Given the recent approval of an oral polymerase inhibitor, sofosbuvir for the management of chronic HCV, treatment of patients with HCV prior to LT can prevent HCV recurrence in the majority of patients who become HCV RNA negative at transplantation [18].

Recurrent HCV infection results in reduced patient and graft survival post LT. It is important to identify and treat patients at risk for rapid progression of liver fibrosis. This is because patients with an initial (within 3 years post liver transplant) mild recurrence could progress to cirrhosis within 5 years [19]. Several studies have identified predictors of severe recurrent HCV infection. These include high viral load pre- and post liver transplantation, older deceased donor age, and multiple episodes of acute cellular rejection [19].


Cholestatic Liver Disease


Patients with ESLD secondary to Primary Biliary Cirrhosis [PBC ] and Primary Sclerosing Cholangitis [PSC] are candidates for liver transplant with 1 and 3 year survival close to 90 % and 85 % respectively [20]. Patients should be referred for liver transplant evaluation when their survival as predicted by Mayo risk score is less than 95 %.

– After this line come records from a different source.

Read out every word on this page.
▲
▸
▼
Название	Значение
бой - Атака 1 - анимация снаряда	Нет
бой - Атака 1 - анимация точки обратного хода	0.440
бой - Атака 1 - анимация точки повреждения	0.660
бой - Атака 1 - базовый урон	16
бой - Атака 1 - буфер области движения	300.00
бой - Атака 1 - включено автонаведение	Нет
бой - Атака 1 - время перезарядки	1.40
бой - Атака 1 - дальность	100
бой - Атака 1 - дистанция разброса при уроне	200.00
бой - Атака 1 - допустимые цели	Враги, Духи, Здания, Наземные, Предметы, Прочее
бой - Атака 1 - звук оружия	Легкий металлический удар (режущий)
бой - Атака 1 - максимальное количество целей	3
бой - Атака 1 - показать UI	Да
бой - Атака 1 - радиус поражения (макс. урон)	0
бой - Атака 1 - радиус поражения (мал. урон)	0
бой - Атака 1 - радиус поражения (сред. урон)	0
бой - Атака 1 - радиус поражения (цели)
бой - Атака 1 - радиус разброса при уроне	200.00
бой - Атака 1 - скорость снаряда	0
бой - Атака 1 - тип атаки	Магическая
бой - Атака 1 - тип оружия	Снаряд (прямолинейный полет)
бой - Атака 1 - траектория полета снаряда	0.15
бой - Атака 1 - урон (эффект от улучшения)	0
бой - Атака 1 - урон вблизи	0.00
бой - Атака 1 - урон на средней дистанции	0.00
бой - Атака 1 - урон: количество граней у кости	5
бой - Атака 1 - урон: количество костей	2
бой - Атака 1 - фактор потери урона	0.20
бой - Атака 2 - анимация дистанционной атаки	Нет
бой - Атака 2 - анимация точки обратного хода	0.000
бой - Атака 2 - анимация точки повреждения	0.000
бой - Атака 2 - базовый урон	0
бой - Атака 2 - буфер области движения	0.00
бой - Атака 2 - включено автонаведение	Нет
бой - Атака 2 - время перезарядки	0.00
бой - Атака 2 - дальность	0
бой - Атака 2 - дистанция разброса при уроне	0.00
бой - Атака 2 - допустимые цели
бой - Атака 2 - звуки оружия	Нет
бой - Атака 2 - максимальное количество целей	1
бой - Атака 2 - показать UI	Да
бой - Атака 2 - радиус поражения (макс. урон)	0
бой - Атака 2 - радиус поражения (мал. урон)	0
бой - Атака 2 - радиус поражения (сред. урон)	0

PBC is a chronic cholestatic disorder most commonly seen in middle aged women and may progress to cirrhosis. Numerous studies have shown survival benefit for patients who undergo liver transplantation which is evident as early as 3 months after surgery [21]. Most patients have excellent prognosis after liver transplant with 10 year survival close to 70 % [21, 22]. Some patients with PBC who have disabling pruritis and sleep disturbance despite maximal medical therapy may need to be evaluated for liver transplantation due to disabling symptoms.

PSC is a stricturing disease involving the intra and extra-hepatic bile ducts and typically occurs in young men. There is no specific treatment and patients develop liver cirrhosis within 10–15 years. About 75 % of these patients have concomitant inflammatory bowel disease [23]. Liver transplantation has been shown to have survival benefit for patients with PSC [24, 25]. Success after liver transplantation is shown by 3 year survival rates that exceed 90 % [2628]. Recurrent disease is common after liver transplantation but does not tend to have significant impact on posttransplant survival unless patient is discovered to have cholangiocarcinoma before or during surgery [29]. While awaiting liver transplantation, patients with PSC require surveillance for cholangiocarcinoma, the usual approach being six monthly serum tumor markers—Ca 19-9; CEA and cross-sectional abdominal imaging—MRI abdomen/MRCP.


Hepatic Malignancy


Most cases of primary hepatocellular carcinoma [HCC] occur in the setting of underlying cirrhosis one exception being chronic HBV infection where HCC may develop in the absence of cirrhosis. Certain patient populations such as those with hemochromatosis are also at high risk for HCC.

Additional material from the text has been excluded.